We had the C session today and I feel completely deflated. I'll type more about it, but W was just so certain, C was more or less like, well, there's not much you can do then...
C asked about her biggest obsticle - she said intimacy - emotional, physical, etc. - that we're not compatible. She said she cares about me, she'd do anything for me, but we don't have that connection. She said that as she felt herself slipping into depression, she couldn't let herself do that - she can't fall apart, we have kids to take care of.
C asked about her family, and how that related to how she chose to marry me - W explained how her dad was unstable, how he disowned her, how her mom didn't want her to come live with her, etc. - and chose me as the complete opposite. Stable. Dependable. Safe. But, as she never felt the connection with her parents, she didn't find it with me either. We ate lunch afterwards, talked about our R - and she's still with - I know you don't want this, but it's going to happen, and we've got to figure out what to do with the kids.

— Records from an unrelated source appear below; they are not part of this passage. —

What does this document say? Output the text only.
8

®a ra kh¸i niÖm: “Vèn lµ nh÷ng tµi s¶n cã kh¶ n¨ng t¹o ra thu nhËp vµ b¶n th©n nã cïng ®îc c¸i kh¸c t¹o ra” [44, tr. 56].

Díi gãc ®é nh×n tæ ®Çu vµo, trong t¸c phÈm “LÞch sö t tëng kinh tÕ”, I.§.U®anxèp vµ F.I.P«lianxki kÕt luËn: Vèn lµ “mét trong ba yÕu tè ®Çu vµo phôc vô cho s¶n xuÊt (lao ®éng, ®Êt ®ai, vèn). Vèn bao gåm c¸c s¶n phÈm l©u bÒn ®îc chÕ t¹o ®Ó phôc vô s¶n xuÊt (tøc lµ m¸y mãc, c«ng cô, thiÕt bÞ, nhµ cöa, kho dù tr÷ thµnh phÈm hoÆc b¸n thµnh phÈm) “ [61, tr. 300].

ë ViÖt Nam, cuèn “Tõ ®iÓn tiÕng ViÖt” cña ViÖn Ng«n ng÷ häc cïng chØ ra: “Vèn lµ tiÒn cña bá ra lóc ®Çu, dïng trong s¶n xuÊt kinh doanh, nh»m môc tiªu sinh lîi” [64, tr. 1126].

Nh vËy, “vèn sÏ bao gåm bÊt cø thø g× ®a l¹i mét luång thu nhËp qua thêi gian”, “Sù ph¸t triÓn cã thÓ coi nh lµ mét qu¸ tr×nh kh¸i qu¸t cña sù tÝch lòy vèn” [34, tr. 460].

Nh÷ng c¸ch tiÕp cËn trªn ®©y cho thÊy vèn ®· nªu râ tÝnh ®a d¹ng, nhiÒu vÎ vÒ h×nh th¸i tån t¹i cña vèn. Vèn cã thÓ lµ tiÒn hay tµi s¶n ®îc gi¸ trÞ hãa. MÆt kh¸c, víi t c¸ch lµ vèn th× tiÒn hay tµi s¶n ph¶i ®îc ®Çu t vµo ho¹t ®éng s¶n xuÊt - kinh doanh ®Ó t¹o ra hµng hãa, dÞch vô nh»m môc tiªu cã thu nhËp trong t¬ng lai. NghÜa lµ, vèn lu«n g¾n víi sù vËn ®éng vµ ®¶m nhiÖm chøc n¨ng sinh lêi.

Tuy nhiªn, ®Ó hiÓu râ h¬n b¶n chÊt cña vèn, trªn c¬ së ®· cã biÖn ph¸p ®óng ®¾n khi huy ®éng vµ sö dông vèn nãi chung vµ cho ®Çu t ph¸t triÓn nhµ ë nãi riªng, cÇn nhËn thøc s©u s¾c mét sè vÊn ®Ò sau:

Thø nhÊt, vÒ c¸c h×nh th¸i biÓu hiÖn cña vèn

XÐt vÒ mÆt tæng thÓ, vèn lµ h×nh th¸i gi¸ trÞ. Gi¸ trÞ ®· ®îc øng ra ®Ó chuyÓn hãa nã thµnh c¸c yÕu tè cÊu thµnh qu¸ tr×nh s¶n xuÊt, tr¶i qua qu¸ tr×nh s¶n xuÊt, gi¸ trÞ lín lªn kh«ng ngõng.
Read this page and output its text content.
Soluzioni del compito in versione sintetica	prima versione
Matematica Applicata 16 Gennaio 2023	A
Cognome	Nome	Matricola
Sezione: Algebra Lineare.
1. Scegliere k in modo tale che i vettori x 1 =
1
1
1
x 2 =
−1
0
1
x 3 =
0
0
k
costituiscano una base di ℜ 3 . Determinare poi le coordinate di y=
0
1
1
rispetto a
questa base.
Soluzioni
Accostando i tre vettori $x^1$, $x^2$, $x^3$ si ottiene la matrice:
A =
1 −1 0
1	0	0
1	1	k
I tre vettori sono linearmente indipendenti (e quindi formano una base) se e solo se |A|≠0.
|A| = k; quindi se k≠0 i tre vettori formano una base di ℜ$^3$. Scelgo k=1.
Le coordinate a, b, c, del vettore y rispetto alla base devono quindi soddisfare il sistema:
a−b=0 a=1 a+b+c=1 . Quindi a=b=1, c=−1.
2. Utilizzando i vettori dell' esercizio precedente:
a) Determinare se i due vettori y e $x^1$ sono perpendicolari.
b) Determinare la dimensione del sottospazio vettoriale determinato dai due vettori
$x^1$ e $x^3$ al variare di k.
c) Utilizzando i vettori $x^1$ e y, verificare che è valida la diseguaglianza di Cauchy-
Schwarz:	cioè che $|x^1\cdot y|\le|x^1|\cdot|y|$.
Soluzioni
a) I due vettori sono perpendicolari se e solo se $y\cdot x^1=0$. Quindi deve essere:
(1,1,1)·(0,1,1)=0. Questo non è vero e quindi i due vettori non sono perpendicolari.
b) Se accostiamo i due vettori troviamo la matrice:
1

I went back to work and had a meeting - there was a work event this afternoon, but I was just done - emotionally exhausted. So I came home and went to bed. Hopefully that's not too pathetic.
My hope is diminshing today. Yeah, I'll get back up there, I'll be strong, I'll do what I'm going to do. If for nothing else than me and my kids. I will make myself OK.
W did say that things were better now, after she's asked for divorce, seeing I've been trying so hard, but she sees the cause and effect.
C asked about my family background - I told her how my family was all independent, individualists - we spend time together in the same room reading much of the time. We were about being productive, too. Someone asked once, what's my vision of a family - my family of origin was all sort of self-reliant, get-stuff-done, tend-to-yourself. I guess that's how I've been.
One day at a time.
Guys, I've read your posts, I will read them again and absorb them. Thank you. Right now I'm a little raw.
You know, I haven't even cried about this yet, over these past weeks. But I think I'm about to.